CS7070 Big Data Analytics Homework 2

$30.00

Category: You will Instantly receive a download link for .zip solution file upon Payment

Description

5/5 - (1 vote)

 

  1. Consider a 25-by-20 Ratings matrix, Containing rows for 25 users and columns for 20 movies. Each cell of the table contains a rating value between 1(=Poor) and 7(=Best). Perform the following steps with this data structure:
    1. (5) Randomly populate this table with 200 entries (between 1 and 7) and adjust the values to make sure that each row has at least 3 ratings and each column has at least 3 ratings. Leave the other 300 cells as unfilled. Include this table in your submission, shown in table form.
    2. (5) Randomly select 150 of the 200 ratings as the training dataset and the remaining 50 as the test dataset. Show both sets of data in the form of tables.
    3. (10) Use any toolbox to find a matrix factorization of the training data and include only two latent factors. (Use ALS based method and not an SVD method).

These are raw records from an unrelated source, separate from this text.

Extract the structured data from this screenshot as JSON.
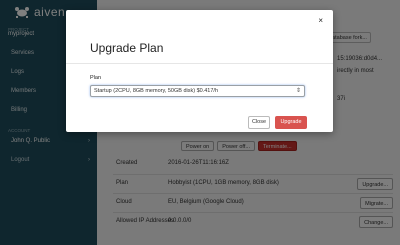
{
  "app": {
    "name": "aiven"
  },
  "sidebar": {
    "project_label": "PROJECT",
    "project_name": "myproject",
    "items": [
      {
        "label": "Services"
      },
      {
        "label": "Logs"
      },
      {
        "label": "Members"
      },
      {
        "label": "Billing"
      }
    ],
    "account_label": "ACCOUNT",
    "account_name": "John Q. Public",
    "logout_label": "Logout",
    "chevron": "›"
  },
  "main": {
    "peek": {
      "fork_button": "database fork...",
      "hash_text": "15:19036:d0d4...",
      "directly_text": "irectly in most",
      "num_text": "37i"
    },
    "actions": {
      "power_on": "Power on",
      "power_off": "Power off...",
      "terminate": "Terminate..."
    },
    "details": [
      {
        "label": "Created",
        "value": "2016-01-26T11:16:16Z",
        "button": ""
      },
      {
        "label": "Plan",
        "value": "Hobbyist (1CPU, 1GB memory, 8GB disk)",
        "button": "Upgrade..."
      },
      {
        "label": "Cloud",
        "value": "EU, Belgium (Google Cloud)",
        "button": "Migrate..."
      },
      {
        "label": "Allowed IP Addresses",
        "value": "0.0.0.0/0",
        "button": "Change..."
      }
    ]
  },
  "modal": {
    "title": "Upgrade Plan",
    "close_icon": "×",
    "plan_label": "Plan",
    "plan_selected": "Startup (2CPU, 8GB memory, 50GB disk) $0.417/h",
    "select_arrow": "⇕",
    "close_button": "Close",
    "upgrade_button": "Upgrade"
  },
  "colors": {
    "sidebar": "#1e4c5c",
    "danger": "#d9534f",
    "overlay": "rgba(0,0,0,0.5)"
  }
}
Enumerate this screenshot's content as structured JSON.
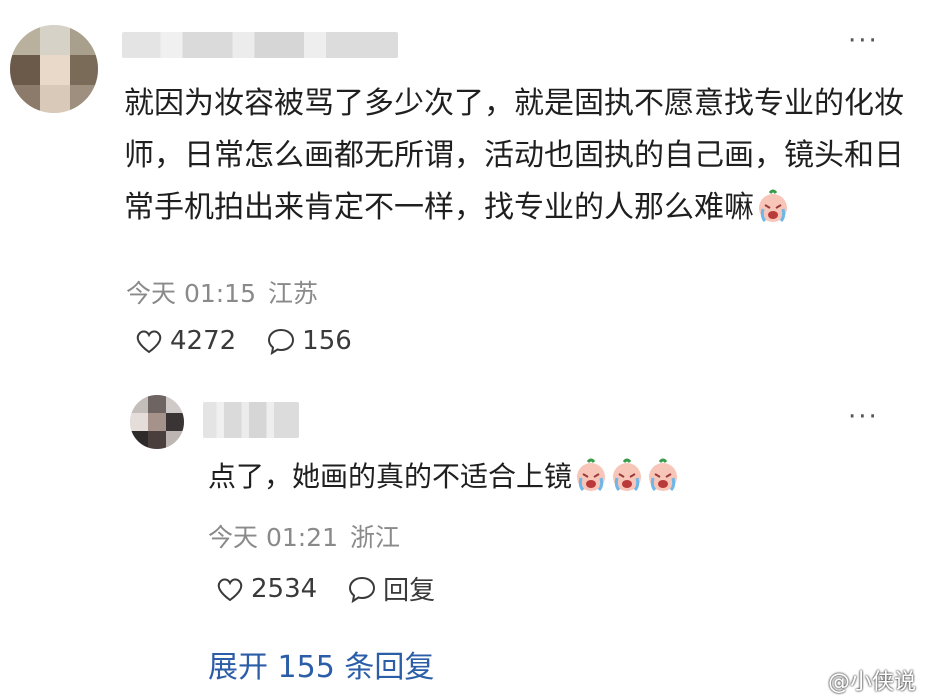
{
  "main_comment": {
    "avatar_icon": "avatar-icon",
    "text": "就因为妆容被骂了多少次了，就是固执不愿意找专业的化妆师，日常怎么画都无所谓，活动也固执的自己画，镜头和日常手机拍出来肯定不一样，找专业的人那么难嘛",
    "emoji": "crying-face-icon",
    "time": "今天 01:15",
    "location": "江苏",
    "likes": "4272",
    "comments": "156"
  },
  "reply": {
    "avatar_icon": "avatar-icon",
    "text": "点了，她画的真的不适合上镜",
    "emojis": [
      "crying-face-icon",
      "crying-face-icon",
      "crying-face-icon"
    ],
    "time": "今天 01:21",
    "location": "浙江",
    "likes": "2534",
    "reply_label": "回复"
  },
  "expand_label": "展开 155 条回复",
  "watermark": "@小侠说",
  "colors": {
    "link": "#2c5ea8",
    "meta": "#8a8a8a",
    "text": "#1f1f1f"
  }
}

Show the latent factor matrices, properly labeled.
    4. (15) Use the factorized Ratings matrix to predict the ratings for the 50 ratings of the test-dataset. Measure the error in prediction as the Mean-Square-Error between the actual and the predicted ratings. Submit the test data (in matrix form) with each cell showing the actual and the predicted ratings. Also, report the MSE value computed for all the predictions.
  2. Repeat Q#1 with the following difference:
    1. (15) Populate the Ratings matrix in step 1.a in such a way (you are free to choose the rating values) that the MSE obtained in 1.d is minimized. Repeat all steps of Q#1 and submit the answers.
  3. Repeat Q#2 with the following difference:
    1. (15) Now populate the Ratings matrix in such a way that the MSE obtained in 1.d is maximized.
    2. (10) Comment on the characteristics of the data distribution that increase or decrease the MSE. Show how the data in your tables in #2 and #3 above reflect those characteristics.
  4. (20) Repeat #3 with the difference that now you use four latent factors. Use the same rating values as used in #3 above. Compare the predicted outcomes and the MSE values with those obtained in #3. Comment on any significant differences observed.
  5. Perform the following steps with the “SVD-Data” matrix attached with this assignment. This table contains documents as rows and words as columns. Each cell entry is the number of times a word occurs in a document. Use any available toolbox to perform the SVD of this matrix. Then answer all the following questions.
    1. (8) Show all the Eigen-values and Eigen-vectors obtained after the decomposition.
    2. (12) How many, and which Eigen values (and vectors) would you select if you should preserve 85% of the information?
    3. (12) Take one of the dropped Eigen-vectors and interpret it in terms of documents and words to show its relevance/irrelevance to the original data table.
    4. (15) How many concept vectors are chosen by you in step-b above? Write the intuitive interpretation of each of these vectors. What is the intuitive interpretation of the Eigen-values associated with each of these vectors?
    5. (12) Compute the MSE between the original matrix and the predicted matrix using the truncated number of Eigen vectors.
    6. (16) The power-point slides set (Faloutsos-p1-SVD) shows four interpretations of an SVD. Briefly explain the results obtained for SVD of your data matrix, as per each of the four interpretations.
    7. (10) Consider using only the top two Eigen-values and Eigen vectors. Show and interpret how doc-1, doc-8, and doc-16 are summarized in this case?
    8. (10) Compute the MSE if we use only the top two Eigen-vectors and compare it to the value obtained in #5d.
  6. (10) Good presentation of all results and answers.